Clinical presentation and genetic correlation of patients with mutations affecting the FZD4 gene

Abstract

Objective: To correlate the ophthalmic findings of patients with pediatric vitreoretinopathies with mutations occurring in the FZD4 gene.

Methods: A total of 123 patients diagnosed with autosomal-dominant familial exudative vitreoretinopathy (AdFEVR) or retinopathy of prematurity (ROP) and 42 control patients were enrolled in the study. Diagnoses were based on retinal findings at each patient's first examination or during ROP screening. Genomic DNA was isolated and polymerase chain reaction and direct sequencing of the FZD4 gene performed.

Results: FZD4 gene mutations were discovered in 13 of the 123 (10.6%) patients. Nine of the 63 patients with AdFEVR (14.3%) has mutations in the FZD4 gene. Four heterozygous mutations were identified: C117R, C181Y, Q505X, and P33S/P168S. Four of the 60 patients with ROP (6.7%) have a double missense mutation P33S/P168S that was also found in the patients with FEVR. No other FZD4 mutations were found in the patients with ROP. Additionally, patients expressing the double mutation had clinical presentations that overlapped, making it difficult to assign a definitive diagnosis. None of the mutations found in the patients with FEVR or ROP were seen in the control chromosomes.

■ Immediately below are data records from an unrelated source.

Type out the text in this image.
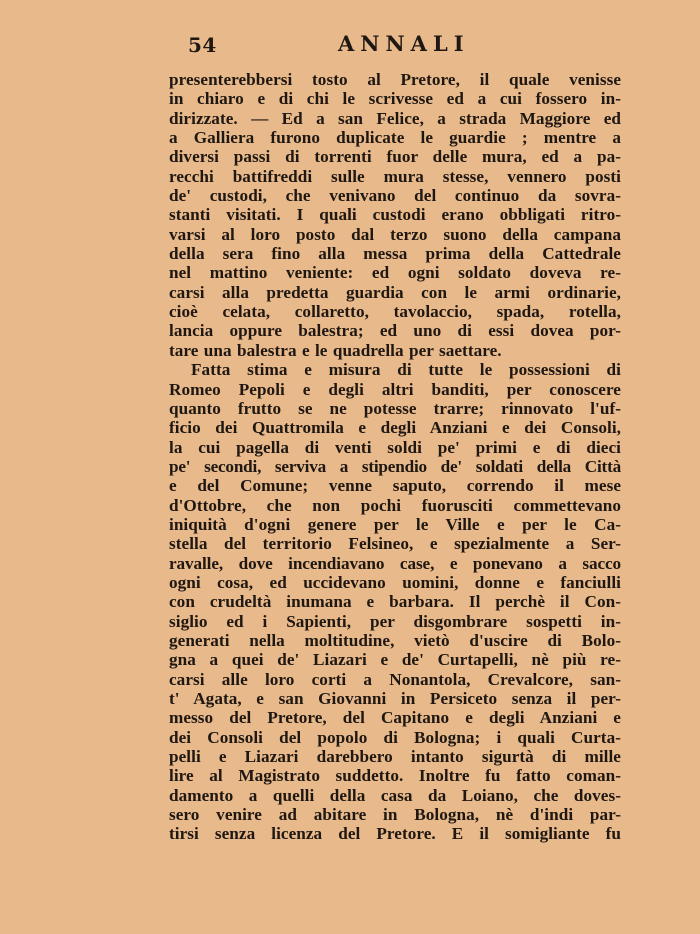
54	ANNALI
presenterebbersi tosto al Pretore, il quale venisse
in chiaro e di chi le scrivesse ed a cui fossero in-
dirizzate. — Ed a san Felice, a strada Maggiore ed
a Galliera furono duplicate le guardie ; mentre a
diversi passi di torrenti fuor delle mura, ed a pa-
recchi battifreddi sulle mura stesse, vennero posti
de' custodi, che venivano del continuo da sovra-
stanti visitati. I quali custodi erano obbligati ritro-
varsi al loro posto dal terzo suono della campana
della sera fino alla messa prima della Cattedrale
nel mattino veniente: ed ogni soldato doveva re-
carsi alla predetta guardia con le armi ordinarie,
cioè celata, collaretto, tavolaccio, spada, rotella,
lancia oppure balestra; ed uno di essi dovea por-
tare una balestra e le quadrella per saettare.
Fatta stima e misura di tutte le possessioni di
Romeo Pepoli e degli altri banditi, per conoscere
quanto frutto se ne potesse trarre; rinnovato l'uf-
ficio dei Quattromila e degli Anziani e dei Consoli,
la cui pagella di venti soldi pe' primi e di dieci
pe' secondi, serviva a stipendio de' soldati della Città
e del Comune; venne saputo, correndo il mese
d'Ottobre, che non pochi fuorusciti commettevano
iniquità d'ogni genere per le Ville e per le Ca-
stella del territorio Felsineo, e spezialmente a Ser-
ravalle, dove incendiavano case, e ponevano a sacco
ogni cosa, ed uccidevano uomini, donne e fanciulli
con crudeltà inumana e barbara. Il perchè il Con-
siglio ed i Sapienti, per disgombrare sospetti in-
generati nella moltitudine, vietò d'uscire di Bolo-
gna a quei de' Liazari e de' Curtapelli, nè più re-
carsi alle loro corti a Nonantola, Crevalcore, san-
t' Agata, e san Giovanni in Persiceto senza il per-
messo del Pretore, del Capitano e degli Anziani e
dei Consoli del popolo di Bologna; i quali Curta-
pelli e Liazari darebbero intanto sigurtà di mille
lire al Magistrato suddetto. Inoltre fu fatto coman-
damento a quelli della casa da Loiano, che doves-
sero venire ad abitare in Bologna, nè d'indi par-
tirsi senza licenza del Pretore. E il somigliante fu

Conclusion: Mutations occurring in the FZD4 gene affect patients diagnosed with both FEVR and ROP. The clinical picture often overlaps and may require a detailed birth and family history for diagnosis. Genetic testing confirms inherited vitreoretinopathy and helps direct clinical management. Clinical Relevance Patients diagnosed with ROP may have a mutation in the FZD4 gene and display characteristics consistent with FEVR. Analysis of the FZD4 gene should be considered.